Logik
- Company type: Private
- Industry: Document management
- Founded: 2004
- Headquarters: San Francisco, CA
- Key people: Andy Wilson (Chief Executive) Sheng Yang (Chief Technology)

= Logik (e-discovery company) =

Logik is a San Francisco-based maker of e-discovery products. In 2009, Logik was named no. 181 to the Inc. 500 list, number one among e-discovery companies.

==History==
Logik was founded in 2004 by Andy Wilson and Sheng Yang. Before starting Logik, the two worked for a small legal printing company, printing e-mails on paper to be reviewed by legal teams.

===Finances===
In 2005, the reported revenue was $373,866 and in 2008 it was $4.4 million. The total start-up costs for Logik were less than $20,000.

===Founders===
Wilson, CEO and co-founder of Logik, earned his degree in Decision Support Systems at Virginia Polytechnic Institute and State University and worked for Electronic Data Systems (EDS) as a software designer and then a small legal services company in Virginia before co-founding Logik. He now lives in San Francisco, CA with his wife and three children.

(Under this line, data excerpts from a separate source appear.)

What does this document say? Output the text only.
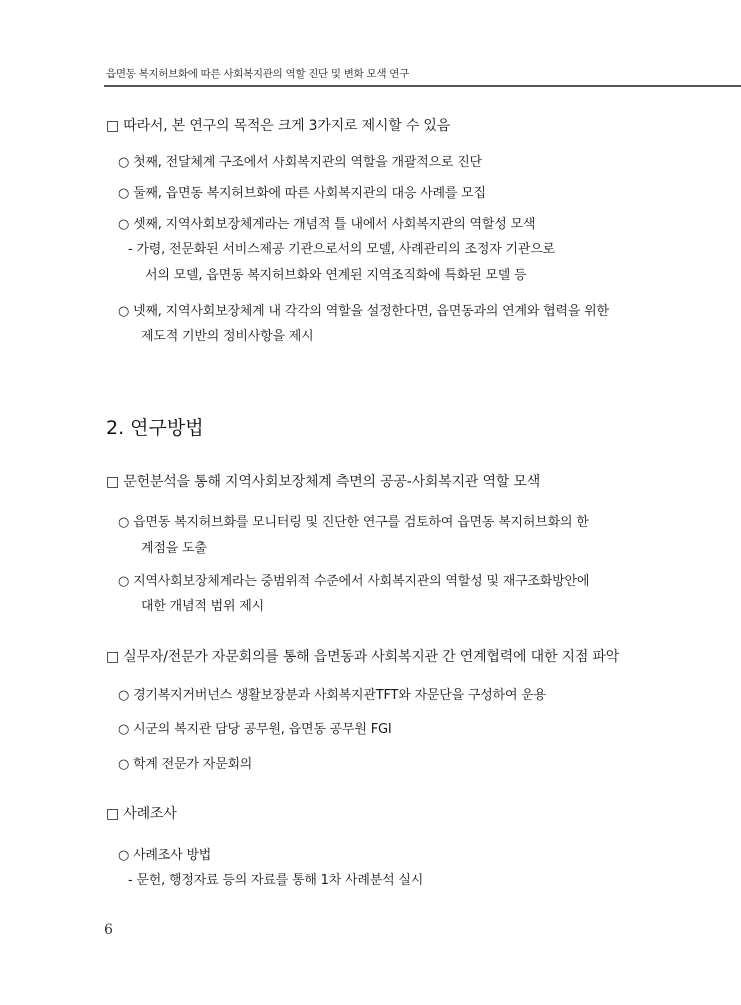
읍면동 복지허브화에 따른 사회복지관의 역할 진단 및 변화 모색 연구
□ 따라서, 본 연구의 목적은 크게 3가지로 제시할 수 있음
○ 첫째, 전달체계 구조에서 사회복지관의 역할을 개괄적으로 진단
○ 둘째, 읍면동 복지허브화에 따른 사회복지관의 대응 사례를 모집
○ 셋째, 지역사회보장체계라는 개념적 틀 내에서 사회복지관의 역할성 모색
- 가령, 전문화된 서비스제공 기관으로서의 모델, 사례관리의 조정자 기관으로
서의 모델, 읍면동 복지허브화와 연계된 지역조직화에 특화된 모델 등
○ 넷째, 지역사회보장체계 내 각각의 역할을 설정한다면, 읍면동과의 연계와 협력을 위한
제도적 기반의 정비사항을 제시
2. 연구방법
□ 문헌분석을 통해 지역사회보장체계 측면의 공공-사회복지관 역할 모색
○ 읍면동 복지허브화를 모니터링 및 진단한 연구를 검토하여 읍면동 복지허브화의 한
계점을 도출
○ 지역사회보장체계라는 중범위적 수준에서 사회복지관의 역할성 및 재구조화방안에
대한 개념적 범위 제시
□ 실무자/전문가 자문회의를 통해 읍면동과 사회복지관 간 연계협력에 대한 지점 파악
○ 경기복지거버넌스 생활보장분과 사회복지관TFT와 자문단을 구성하여 운용
○ 시군의 복지관 담당 공무원, 읍면동 공무원 FGI
○ 학계 전문가 자문회의
□ 사례조사
○ 사례조사 방법
- 문헌, 행정자료 등의 자료를 통해 1차 사례분석 실시
6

Yang, CTO and co-founder of Logik, earned his degree in Computer Engineering at Virginia Polytechnic Institute and State University as well. Yang designed the original Gridlogik processing engine specifically for Logik's use.

===Location===
The company's first office was in Dupont Circle, in Washington, DC. Currently, the office is located in San Francisco, CA.

==Inc. 500==
In 2009, Logik was recognized as No. 181 by Inc. 500, the highest rank for any eDiscovery company. Logik was No. 17 among businesses in Washington, Arlington, and Alexandria when ranked by metro area, and no. 13 when compared with other Business Products and Services when ranked by industry. Between 2004 and 2009, Logik grew 1,067.1%.

==Positioning in the eDiscovery Industry==
In 2009, Inc. 500 named Logik as the top eDiscovery company. Logik offers online eDiscovery through their product Logikcull.com.

===eDiscovery Processing Engine===
Logikcull filters through electronic documents for customers, and according to their website, "identifies duplicate documents, extracts rich text, identifies the languages in a document, searches for keywords, extracts hidden documents, parses metadata, converts documents to static images (TIFF/PDF)."